Sara sourit tristement... au moins les choses seraient claires. Qu'allait en penser Bill? Il ne lui pardonnerait jamais d'avoir menti...

De sa fenêtre, elle vit le soleil éclairer le jardin : les ombres des arbres se projetaient sur les massifs de fleurs. Le soleil scintillait à travers les chênes et projetait des ombres dansantes sur les statues grecques, qui bordaient l'allée de chaque côté, de telle sorte qu'elles semblaient vivantes, créant un moment d'irréalité et de paix et leur donnait un aspect d'anges descendus sur terre pour lui tendre la main et apaiser son coeur. Un appel à l'apaisement et au réconfort, c'était ce dont elle avait besoin en ce moment, sa famille étant si loin...
Attirée malgré elle, elle sortit dans le jardin. Elle y était tellement chez elle, au milieu de la nature. Ce jardin magique avait toujours calmé ses souffrances. Elle avait passé des heures dans cet endroit. Cela lui remontait le moral de juste entendre le vent bruisser à travers les feuilles, les oiseaux chanter à tue-tête, sentir l'herbe sous ses pieds, sentir l'odeur du bois...

Elle sortit de la maison et suivit le chemin et se retrouva devant la balancelle où Bill et elle s'étaient assis, les doigts emmêlés, seuls au monde... Moment inoubliable qui lui fit monter les larmes aux yeux. Si seulement elle pouvait tout effacer, toute l'année écoulée, tout ce gachis... Elle ferma les yeux, et épuisée, elle s'endormit...
Elle se réveilla doucement au chant d'un rouge-gorge. Elle entrevit à travers ses paupières à demi-closes une silhouette devant elle. Elle devait être encore en train de rêver... Elle referma les yeux. Puis, le doute la taraudant, tout à fait réveillée, elle ouvrit les yeux et fixa la personne devant elle. Il se tenait immobile. Depuis quand était-il là à la regarder ? Elle ne s'attendait pas à le voir lui ici ! Sara se leva d'un coup et attendit...

dimanche 8 juin 2008

Ep. 27 : Shame/Infamy/Hurt


Le lendemain matin, les photos se retrouvèrent dans la rubrique « People&Scandales » suivies de commentaires satiriques sur le chanteur du groupe. L'article le démolissait : le traitant de drogué, de dépendant aux drogues, de revendeur de came dans les villes où le groupe passait en concert. Que l'on ne savait pas si la seringue qu'il utilisait était propre, que ce gamin avait peut être le sida... L'article était bien sûr signé MJ! Sara le lut quand elle arriva au journal le lendemain matin. Elle était morte de fatigue mais elle préférait bosser que rassasser chez elle le sale boulot qu'elle faisait et quelle sale garce elle était. Cet article était pire que tous les précédents. Il fallait qu'elle prenne une décision. Elle allait se mettre à la recherche d'un autre job. Ce boulot ce n'était pas elle.

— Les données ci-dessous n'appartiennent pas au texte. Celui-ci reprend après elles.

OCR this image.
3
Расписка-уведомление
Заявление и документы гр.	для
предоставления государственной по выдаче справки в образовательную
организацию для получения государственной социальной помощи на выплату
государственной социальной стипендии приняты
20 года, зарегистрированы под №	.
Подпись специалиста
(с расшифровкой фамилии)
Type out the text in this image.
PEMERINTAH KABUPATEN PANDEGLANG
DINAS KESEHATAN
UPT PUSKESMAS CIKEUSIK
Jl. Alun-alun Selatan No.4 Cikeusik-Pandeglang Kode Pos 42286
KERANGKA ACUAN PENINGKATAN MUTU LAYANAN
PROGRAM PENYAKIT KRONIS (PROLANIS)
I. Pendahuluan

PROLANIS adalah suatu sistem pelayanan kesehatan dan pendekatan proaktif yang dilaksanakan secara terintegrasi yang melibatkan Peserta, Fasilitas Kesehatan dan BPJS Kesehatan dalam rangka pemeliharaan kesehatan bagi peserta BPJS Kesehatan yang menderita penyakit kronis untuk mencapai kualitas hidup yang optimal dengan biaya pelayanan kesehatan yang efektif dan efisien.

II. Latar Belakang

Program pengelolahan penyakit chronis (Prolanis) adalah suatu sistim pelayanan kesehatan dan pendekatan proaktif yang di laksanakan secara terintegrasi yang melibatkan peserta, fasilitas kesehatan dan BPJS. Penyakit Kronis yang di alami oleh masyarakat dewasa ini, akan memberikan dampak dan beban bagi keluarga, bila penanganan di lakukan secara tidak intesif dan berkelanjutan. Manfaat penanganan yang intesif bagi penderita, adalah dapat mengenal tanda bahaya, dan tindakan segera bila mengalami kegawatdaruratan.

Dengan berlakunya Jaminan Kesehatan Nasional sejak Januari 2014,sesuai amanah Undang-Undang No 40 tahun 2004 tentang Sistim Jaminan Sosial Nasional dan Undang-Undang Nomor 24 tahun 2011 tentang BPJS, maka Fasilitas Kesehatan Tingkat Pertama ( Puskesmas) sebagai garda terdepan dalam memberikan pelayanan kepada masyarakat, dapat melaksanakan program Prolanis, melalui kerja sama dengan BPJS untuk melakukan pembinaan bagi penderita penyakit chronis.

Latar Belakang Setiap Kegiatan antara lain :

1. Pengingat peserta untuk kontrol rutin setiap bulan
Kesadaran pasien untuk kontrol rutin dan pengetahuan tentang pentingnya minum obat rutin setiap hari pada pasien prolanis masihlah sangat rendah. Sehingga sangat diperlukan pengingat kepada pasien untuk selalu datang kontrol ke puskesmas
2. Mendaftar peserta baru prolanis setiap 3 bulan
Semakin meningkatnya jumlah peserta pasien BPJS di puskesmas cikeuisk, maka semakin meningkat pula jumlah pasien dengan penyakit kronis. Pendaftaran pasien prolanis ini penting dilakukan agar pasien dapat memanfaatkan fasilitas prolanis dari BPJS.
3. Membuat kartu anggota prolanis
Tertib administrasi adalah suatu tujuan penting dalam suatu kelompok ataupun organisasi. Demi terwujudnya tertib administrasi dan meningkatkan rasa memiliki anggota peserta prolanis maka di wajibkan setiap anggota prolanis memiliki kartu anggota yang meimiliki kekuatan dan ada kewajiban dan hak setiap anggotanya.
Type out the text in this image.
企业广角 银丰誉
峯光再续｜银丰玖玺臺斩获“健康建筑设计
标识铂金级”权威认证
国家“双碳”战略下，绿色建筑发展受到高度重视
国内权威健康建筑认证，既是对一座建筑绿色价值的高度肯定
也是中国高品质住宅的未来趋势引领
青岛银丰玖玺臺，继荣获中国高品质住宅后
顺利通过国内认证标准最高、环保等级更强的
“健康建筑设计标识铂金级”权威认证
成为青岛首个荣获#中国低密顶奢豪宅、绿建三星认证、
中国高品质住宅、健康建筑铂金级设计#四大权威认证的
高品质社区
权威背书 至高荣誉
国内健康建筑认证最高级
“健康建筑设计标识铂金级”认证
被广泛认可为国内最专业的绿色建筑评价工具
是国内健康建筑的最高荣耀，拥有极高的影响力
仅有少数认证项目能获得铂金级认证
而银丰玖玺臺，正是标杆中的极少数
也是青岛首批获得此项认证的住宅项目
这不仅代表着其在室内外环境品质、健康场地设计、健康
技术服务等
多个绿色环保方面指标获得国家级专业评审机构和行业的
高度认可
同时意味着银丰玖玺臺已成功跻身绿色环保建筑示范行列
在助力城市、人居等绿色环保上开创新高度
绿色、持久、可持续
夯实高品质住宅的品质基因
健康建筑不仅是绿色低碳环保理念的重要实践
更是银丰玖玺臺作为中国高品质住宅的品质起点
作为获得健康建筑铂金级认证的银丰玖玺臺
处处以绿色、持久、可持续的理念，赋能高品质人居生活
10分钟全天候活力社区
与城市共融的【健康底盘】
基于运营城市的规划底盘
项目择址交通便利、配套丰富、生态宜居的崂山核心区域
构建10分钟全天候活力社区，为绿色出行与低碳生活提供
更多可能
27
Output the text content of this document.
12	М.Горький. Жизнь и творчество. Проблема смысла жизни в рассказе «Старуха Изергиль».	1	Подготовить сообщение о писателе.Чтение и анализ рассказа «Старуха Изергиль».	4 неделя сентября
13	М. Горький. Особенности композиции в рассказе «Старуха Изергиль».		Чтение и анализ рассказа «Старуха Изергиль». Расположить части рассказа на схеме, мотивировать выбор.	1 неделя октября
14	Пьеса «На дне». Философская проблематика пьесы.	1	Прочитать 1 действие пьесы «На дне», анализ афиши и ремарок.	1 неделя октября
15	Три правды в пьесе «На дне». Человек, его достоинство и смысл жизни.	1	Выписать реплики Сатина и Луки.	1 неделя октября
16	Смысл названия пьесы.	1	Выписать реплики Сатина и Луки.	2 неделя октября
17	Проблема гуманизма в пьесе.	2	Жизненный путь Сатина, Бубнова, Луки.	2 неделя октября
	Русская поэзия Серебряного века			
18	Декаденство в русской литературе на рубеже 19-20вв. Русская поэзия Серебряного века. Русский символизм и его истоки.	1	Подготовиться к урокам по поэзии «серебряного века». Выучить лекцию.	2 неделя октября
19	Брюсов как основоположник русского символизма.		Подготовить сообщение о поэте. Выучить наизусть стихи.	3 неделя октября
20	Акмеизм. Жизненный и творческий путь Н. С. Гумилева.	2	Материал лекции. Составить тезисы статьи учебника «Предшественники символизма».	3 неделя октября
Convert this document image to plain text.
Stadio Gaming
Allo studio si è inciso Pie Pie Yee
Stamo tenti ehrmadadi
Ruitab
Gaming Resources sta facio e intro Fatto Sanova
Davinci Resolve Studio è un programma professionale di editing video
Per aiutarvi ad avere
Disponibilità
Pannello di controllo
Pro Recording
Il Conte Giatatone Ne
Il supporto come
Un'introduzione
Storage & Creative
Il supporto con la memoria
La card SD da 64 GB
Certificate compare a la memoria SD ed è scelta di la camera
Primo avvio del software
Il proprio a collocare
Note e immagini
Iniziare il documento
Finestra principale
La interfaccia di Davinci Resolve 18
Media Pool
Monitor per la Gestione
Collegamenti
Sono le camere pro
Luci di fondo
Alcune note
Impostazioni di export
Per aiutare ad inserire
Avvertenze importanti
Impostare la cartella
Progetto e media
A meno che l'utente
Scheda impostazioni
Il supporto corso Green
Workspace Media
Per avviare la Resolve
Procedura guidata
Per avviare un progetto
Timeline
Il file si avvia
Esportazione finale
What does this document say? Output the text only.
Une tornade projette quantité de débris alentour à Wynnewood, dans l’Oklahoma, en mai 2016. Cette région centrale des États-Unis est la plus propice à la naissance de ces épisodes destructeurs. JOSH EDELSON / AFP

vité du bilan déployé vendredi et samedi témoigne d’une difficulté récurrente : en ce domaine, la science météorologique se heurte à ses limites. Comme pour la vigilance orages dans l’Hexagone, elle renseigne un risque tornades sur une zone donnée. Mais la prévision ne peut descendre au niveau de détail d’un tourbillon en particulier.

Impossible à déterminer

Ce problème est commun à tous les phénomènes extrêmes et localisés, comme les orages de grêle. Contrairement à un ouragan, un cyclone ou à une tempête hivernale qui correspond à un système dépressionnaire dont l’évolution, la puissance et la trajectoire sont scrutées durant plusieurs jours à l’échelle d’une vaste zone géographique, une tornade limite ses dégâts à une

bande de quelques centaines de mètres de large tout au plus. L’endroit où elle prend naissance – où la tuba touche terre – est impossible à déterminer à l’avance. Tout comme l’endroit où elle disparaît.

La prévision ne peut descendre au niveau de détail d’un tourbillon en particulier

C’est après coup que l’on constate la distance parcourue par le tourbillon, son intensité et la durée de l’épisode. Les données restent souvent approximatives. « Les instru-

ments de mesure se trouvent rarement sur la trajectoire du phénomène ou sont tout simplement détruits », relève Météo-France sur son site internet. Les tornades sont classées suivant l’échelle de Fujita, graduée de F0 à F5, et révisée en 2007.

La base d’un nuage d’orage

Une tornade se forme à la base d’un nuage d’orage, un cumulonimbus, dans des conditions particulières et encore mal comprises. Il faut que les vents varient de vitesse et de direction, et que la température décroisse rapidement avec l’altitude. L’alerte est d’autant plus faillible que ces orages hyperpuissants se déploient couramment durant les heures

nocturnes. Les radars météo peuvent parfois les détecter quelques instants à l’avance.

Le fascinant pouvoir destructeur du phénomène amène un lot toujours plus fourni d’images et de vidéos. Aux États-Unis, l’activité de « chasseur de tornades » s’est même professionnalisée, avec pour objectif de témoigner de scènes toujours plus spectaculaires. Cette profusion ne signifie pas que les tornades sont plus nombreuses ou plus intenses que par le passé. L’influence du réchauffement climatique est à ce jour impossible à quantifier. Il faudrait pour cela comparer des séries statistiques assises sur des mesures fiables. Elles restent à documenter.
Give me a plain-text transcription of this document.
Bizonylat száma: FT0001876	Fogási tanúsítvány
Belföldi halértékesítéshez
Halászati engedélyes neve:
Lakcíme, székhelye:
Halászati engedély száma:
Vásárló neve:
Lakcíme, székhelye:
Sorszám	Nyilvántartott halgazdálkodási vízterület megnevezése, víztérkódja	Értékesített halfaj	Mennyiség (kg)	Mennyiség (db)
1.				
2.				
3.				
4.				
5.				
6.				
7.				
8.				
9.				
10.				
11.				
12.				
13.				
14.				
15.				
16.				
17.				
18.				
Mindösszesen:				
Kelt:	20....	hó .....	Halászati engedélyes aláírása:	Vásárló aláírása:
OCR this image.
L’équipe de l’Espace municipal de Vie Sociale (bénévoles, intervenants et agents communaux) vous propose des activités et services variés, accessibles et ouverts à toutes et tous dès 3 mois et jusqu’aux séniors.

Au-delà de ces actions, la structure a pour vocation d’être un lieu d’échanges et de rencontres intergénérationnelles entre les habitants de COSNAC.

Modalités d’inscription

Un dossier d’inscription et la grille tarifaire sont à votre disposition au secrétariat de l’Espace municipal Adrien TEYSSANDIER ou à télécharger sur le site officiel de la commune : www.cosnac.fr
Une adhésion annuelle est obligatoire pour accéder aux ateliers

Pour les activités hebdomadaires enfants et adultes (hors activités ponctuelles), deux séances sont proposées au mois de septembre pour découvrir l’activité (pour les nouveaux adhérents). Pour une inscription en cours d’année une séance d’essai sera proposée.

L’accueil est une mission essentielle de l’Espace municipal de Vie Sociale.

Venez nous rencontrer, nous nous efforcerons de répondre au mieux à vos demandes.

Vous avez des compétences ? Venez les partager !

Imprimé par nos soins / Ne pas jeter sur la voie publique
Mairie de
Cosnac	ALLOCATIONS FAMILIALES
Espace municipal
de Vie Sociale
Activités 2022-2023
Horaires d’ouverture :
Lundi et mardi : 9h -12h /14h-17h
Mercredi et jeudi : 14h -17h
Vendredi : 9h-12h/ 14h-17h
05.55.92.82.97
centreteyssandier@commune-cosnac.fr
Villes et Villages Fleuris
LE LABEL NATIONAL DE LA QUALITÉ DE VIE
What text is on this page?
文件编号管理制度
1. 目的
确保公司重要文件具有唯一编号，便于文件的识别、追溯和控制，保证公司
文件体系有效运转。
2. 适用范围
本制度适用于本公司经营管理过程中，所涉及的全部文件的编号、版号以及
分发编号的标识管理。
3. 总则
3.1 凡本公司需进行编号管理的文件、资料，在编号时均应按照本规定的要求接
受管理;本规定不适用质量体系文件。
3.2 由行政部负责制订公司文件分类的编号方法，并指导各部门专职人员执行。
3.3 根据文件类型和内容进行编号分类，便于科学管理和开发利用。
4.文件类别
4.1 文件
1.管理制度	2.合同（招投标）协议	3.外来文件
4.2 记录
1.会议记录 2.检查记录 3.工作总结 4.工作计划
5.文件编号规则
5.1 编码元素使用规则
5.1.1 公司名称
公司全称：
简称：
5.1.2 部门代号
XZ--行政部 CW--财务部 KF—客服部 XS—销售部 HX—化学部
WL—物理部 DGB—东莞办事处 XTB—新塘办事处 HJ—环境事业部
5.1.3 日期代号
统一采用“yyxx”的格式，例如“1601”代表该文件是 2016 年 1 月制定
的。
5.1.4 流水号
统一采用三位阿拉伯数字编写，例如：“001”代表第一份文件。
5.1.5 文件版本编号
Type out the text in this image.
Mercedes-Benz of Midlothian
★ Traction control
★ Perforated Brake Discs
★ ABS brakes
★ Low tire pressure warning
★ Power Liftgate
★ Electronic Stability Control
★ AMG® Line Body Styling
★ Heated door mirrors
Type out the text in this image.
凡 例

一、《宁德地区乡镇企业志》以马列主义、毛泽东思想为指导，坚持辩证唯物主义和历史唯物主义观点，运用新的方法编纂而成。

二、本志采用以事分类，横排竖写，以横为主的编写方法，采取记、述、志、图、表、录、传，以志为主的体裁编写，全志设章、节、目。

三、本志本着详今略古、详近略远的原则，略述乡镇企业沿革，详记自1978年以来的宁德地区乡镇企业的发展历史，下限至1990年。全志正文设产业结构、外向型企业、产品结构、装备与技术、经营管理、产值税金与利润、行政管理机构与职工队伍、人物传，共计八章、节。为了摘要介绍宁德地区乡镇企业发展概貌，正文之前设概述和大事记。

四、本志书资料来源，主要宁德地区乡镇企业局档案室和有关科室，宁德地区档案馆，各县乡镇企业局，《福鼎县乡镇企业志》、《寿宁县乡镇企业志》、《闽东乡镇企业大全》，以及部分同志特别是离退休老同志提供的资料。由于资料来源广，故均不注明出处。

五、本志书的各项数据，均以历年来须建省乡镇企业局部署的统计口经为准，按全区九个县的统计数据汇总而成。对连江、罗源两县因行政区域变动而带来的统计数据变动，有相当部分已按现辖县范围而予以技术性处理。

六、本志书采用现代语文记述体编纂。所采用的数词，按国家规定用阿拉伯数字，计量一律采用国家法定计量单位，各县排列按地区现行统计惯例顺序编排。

Une semaine passa. L'article fut relayé par plusieurs autres journaux les jours qui suivirent. Le scandale atteint son paroxysme quand une jeune fille de 15 ans se présenta un matin au commissariat de Bordeaux et porta plainte contre David pour attouchements sexuels et tentative de viol. Selon elle, lors d'un concert à Bordeaux il y avait un an, elle avait été voir le groupe en backstage avec plusieurs autres filles. La rencontre entre les fans et le groupe s'était très bien passée. Puis David avait pris la jeune fille à part et lui avait proposé, en échange d'un autographe et d'une photo de lui, de se déshabiller et de coucher avec lui. Elle avait accepté, ils s'étaient isolés dans une pièce des coulisses. Elle s'était déshabillée, il avait touché ses parties intimes mais la jeune fille, au bout de quelques minutes, horrifiée de son geste, lui aurait dit non et il l'aurait alors menacée. Elle lui aurait échappé et serait partie en courant et en larmes des coulisses avec ses vêtements sous les bras.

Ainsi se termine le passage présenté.